Visit [the docs](https://docs.voxel51.com/api/fiftyone.core.dataset.html#fiftyone.core.dataset.Dataset.apply_model) for more detail on the `apply_model` function.

In [None]:
def run_inference_on_eval_set(eval_dataset, best_model):
    """
    Run inference on the evaluation set using the best trained model.

    Args:
        eval_dataset (fiftyone.core.dataset.Dataset): The evaluation dataset.
        best_model (YOLO): The best trained YOLO model.

    Returns:
        The dataset eval_dataset with predictions
    """
    eval_dataset.apply_model(best_model, label_field="predictions")
    eval_dataset.save()
    return eval_dataset

You can read more about the `evaluate_detections` method [in the docs](https://docs.voxel51.com/api/fiftyone.core.dataset.html#fiftyone.core.dataset.Dataset.evaluate_detections), and check out [this tutorial](https://docs.voxel51.com/tutorials/evaluate_detections.html) for a different perspective on evaluations.

In [None]:
def eval_model(dataset_to_evaluate):
    """
    Evaluate the model on the evaluation dataset.

    Args:
        dataset_to_evaluate (fiftyone.core.dataset.Dataset): The evaluation dataset.

    Returns:
        the mean average precision (mAP) of the model on the evaluation dataset.
    """
    current_datetime = datetime.now().strftime("%Y%m%d_%H%M%S")

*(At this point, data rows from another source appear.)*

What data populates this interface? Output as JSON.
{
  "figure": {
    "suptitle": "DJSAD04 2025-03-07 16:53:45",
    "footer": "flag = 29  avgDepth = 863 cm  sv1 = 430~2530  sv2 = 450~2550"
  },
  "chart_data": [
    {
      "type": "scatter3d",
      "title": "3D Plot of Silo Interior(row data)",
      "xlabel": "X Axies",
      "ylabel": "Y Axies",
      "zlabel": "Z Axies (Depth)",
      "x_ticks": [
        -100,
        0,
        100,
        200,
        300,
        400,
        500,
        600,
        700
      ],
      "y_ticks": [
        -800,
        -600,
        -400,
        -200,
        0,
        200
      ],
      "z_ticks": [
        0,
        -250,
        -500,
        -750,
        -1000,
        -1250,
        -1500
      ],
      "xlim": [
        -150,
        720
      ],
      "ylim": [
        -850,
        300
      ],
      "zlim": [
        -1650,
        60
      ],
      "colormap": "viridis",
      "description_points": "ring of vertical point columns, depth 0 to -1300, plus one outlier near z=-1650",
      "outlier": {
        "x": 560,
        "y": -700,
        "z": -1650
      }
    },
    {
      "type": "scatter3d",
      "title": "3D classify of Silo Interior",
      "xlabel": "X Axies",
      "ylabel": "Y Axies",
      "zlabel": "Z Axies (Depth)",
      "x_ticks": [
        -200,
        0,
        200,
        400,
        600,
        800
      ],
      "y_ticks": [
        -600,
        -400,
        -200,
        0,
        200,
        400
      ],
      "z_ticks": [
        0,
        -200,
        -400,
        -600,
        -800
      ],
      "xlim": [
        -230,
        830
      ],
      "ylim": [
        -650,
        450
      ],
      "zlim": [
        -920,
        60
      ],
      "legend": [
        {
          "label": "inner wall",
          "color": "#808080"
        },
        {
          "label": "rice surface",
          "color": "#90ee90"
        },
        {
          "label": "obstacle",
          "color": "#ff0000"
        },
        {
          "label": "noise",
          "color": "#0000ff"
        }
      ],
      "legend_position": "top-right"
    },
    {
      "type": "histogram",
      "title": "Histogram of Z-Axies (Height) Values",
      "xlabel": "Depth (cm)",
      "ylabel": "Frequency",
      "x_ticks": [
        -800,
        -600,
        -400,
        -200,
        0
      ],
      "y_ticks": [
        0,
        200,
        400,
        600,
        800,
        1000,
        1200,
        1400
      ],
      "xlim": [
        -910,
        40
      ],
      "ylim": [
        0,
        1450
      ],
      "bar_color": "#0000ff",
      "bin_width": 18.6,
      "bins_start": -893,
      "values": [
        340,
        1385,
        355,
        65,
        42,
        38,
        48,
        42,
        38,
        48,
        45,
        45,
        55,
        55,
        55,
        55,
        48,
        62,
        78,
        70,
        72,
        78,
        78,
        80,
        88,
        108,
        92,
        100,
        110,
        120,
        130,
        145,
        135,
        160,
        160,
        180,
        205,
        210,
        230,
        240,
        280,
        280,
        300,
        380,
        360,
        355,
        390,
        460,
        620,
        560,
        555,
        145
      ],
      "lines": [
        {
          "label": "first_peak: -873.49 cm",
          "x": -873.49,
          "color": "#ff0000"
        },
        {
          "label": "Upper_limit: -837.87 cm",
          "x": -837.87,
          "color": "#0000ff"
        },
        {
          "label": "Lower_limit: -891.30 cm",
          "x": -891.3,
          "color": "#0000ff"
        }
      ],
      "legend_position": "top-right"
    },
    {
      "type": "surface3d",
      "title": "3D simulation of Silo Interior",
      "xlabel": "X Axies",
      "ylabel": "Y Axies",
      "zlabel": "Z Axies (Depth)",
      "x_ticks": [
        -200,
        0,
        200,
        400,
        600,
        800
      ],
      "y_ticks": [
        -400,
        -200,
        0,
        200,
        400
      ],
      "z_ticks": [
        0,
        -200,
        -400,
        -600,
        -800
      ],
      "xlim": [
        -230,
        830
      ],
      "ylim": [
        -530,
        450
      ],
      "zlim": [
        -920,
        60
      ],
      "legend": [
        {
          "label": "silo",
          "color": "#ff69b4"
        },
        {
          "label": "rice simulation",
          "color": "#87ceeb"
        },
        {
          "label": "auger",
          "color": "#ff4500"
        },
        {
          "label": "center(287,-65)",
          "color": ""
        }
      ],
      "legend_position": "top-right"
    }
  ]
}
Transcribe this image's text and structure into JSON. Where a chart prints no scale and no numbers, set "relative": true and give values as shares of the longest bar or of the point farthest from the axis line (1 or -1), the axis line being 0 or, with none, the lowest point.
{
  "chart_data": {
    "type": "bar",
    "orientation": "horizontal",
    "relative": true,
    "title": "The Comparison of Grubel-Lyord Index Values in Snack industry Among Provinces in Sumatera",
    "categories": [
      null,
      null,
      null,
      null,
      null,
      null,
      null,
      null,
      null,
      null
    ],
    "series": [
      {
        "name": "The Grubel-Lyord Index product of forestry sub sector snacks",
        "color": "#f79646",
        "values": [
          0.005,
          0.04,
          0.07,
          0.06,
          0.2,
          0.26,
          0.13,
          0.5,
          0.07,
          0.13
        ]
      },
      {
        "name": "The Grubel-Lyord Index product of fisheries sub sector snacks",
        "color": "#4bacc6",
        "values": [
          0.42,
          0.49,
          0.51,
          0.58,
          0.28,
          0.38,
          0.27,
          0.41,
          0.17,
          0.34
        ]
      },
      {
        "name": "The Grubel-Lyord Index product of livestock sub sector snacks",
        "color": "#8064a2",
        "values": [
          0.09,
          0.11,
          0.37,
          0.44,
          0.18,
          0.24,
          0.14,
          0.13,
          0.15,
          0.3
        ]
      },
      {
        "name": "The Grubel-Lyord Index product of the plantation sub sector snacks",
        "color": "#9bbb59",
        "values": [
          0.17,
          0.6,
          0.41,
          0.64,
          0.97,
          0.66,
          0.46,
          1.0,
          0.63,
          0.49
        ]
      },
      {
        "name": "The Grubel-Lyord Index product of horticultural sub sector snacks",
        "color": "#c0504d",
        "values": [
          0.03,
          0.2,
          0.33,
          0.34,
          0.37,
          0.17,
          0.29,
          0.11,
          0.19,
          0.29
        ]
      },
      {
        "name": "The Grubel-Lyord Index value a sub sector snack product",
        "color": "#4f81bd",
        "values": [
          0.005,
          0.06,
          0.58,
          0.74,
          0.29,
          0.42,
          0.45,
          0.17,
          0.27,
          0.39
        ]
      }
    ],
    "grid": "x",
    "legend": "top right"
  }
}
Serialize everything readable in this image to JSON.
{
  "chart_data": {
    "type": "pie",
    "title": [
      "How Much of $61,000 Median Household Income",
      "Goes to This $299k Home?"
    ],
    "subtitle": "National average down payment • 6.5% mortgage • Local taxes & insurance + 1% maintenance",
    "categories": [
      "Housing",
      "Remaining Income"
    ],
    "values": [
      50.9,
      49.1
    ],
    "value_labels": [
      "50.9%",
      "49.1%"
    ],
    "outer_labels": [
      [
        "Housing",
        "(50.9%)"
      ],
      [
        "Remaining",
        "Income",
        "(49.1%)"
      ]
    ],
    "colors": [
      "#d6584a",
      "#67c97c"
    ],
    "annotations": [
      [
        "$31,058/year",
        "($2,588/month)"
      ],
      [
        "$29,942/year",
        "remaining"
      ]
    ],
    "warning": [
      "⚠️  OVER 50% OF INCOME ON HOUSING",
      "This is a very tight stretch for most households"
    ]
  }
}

    detection_results = dataset_to_evaluate.evaluate_detections(
        gt_field="ground_truth",  
        pred_field="predictions",
        eval_key=f"evalrun_{current_datetime}",
        compute_mAP=True,
        )

    return detection_results

In [3]:
def run(train_dataset, test_dataset, training_config):
    """
    Main function to run the entire training and evaluation process.

    Returns:
        None
    """

    best_trained_model = train_model(training_dataset=train_dataset, training_config=training_config)
    
    model_predictions = run_inference_on_eval_set(eval_dataset=test_dataset, best_model=best_trained_model)
    
    model_results = eval_model(dataset_to_evaluate=model_predictions)

    return model_results